Jordan - Back to the gym, kid
Bruit et fureur, mais aussi une belle écriture pop... une certaine idée du chaos organisé.
1. The Game of Jenga
2. Reptiles
3. Non buttare i soldi dalla finestra
4. Montreal
5. Tacklin’ Fuel
6. Cabs are promising
Oh, la honte m’empourpre les joues. Ce CD, je l’ai depuis cet hiver, je me promets bien souvent d’écrire une chronique sur lui, et à chaque fois je me dérobe. C’est qu’il n’est pas si simple d’approche, ce Jordan. Aussi vrombissant qu’une Formule 1 de l’écurie éponyme, rageur et prenant aux tripes, il faut du temps pour l’apprivoiser. Enregistré à l’Hotel 2 Tango de Montréal, fief de Godspeed ! You Black Emperor, c’est bien la même intrangisence musicale qui habite ce disque, mais dans un tout autre style.
Le disque se lance sur le somme toute classique The Game of Jenga, puis enchaîne avec Reptiles, tendu et froid comme la mort, dans un son bien brut qui fleure la bonne prise live, bien garage. Et les éructations commencent. Réfractaires au chant hurlé, c’est à ce moment que vous passerez votre chemin. Pour les autres, ceux qui ont déjà tout absorbé des violences post-hardcore et des dissonnances à la Sonic Youth, c’est à ce moment-là que vos oreilles s’ouvriront.

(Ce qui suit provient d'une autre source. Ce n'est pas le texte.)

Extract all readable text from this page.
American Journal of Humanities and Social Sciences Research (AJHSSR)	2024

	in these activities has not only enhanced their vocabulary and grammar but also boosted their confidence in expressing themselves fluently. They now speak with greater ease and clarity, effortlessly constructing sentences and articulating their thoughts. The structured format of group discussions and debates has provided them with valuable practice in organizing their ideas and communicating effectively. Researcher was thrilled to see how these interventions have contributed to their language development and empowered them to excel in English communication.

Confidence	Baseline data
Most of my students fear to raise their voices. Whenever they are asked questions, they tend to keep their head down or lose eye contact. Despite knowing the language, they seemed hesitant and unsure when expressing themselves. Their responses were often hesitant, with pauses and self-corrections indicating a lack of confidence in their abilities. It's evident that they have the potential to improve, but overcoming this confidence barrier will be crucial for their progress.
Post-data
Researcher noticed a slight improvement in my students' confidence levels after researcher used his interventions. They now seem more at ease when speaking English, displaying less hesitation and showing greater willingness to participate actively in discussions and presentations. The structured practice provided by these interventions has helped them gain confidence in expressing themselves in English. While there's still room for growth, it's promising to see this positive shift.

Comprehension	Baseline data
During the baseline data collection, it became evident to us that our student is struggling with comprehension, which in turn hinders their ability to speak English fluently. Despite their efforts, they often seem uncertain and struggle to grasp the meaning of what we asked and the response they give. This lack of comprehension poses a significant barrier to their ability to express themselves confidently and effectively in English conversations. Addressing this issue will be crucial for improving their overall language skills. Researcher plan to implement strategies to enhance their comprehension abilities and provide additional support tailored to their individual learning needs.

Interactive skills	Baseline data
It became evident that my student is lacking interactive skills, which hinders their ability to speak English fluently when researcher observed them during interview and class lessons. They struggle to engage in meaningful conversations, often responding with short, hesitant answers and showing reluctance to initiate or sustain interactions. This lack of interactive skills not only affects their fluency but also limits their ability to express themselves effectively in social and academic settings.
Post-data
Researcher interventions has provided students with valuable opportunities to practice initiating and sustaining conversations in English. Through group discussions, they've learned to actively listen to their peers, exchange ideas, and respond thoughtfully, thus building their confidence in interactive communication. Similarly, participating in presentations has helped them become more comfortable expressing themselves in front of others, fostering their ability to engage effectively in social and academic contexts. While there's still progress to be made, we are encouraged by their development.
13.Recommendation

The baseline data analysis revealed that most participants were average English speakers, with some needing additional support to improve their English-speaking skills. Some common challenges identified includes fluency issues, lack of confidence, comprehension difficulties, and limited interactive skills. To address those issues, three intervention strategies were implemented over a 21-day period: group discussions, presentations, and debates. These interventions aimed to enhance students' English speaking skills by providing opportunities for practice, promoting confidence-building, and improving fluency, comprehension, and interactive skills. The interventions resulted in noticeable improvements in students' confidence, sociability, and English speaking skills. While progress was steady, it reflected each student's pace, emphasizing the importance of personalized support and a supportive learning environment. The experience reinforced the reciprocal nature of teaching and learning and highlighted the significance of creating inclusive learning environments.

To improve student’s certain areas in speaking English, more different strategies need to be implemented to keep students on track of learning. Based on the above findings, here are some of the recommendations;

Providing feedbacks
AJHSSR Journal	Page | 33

Au départ, j’ai même pensé qu’ils auraient dû envoyer le disque à notre spécialiste de l’urgence brute, notre sémillant confrère Spoutnik (oui, je sais, ça fait deux fois que je le place dans une chronique, et alors ?) tant l’urgence hardcore, cette façon de brûler les étapes et de foncer dans le mur est prenante et plus dans ses cordes que dans les miennes. Et puis j’ai tout oublié à l’écoute, même de lui en parler... car le disque se dévoile au fil des écoutes. On oublie les cris et les fureurs guitaristiques pour se pencher sur les claviers (le piano au début de Non buttare i soldi dalla finestra, par exemple) et on apprécie une écriture finalement plus pop qu’il ne semblait. Les guitares mordent, vrombissent (Montreal, inouï de sauvagerie schizophrène), d’une évidence incroyable, les rythmes chaloupent, on pense au formidable cross-over qui nous avait donné il y a quelques années les chefs-d’oeuvre magistraux de Refused, il y a là la même fougue, le même refus des barrières, aller au-delà d’une étiquette hardcore évidente et réductrice, tout avaler sur son passage, et tout donner. Et quelques titres moins rentre-dedans d’emblée qui font un bel effet, aussi (Tacklin’ fuel, qui finit sur les chapeaux de roue, et le super riff de Cabs are promising, clôturent le EP en beauté)
En bref, une belle réussite, et de surcroît avec un artwork formidable, signé Jack Dylan. Une seule envie à l’écoute de Jordan, se lever et bouger vite, fort, et crier nous aussi. Fort, très fort.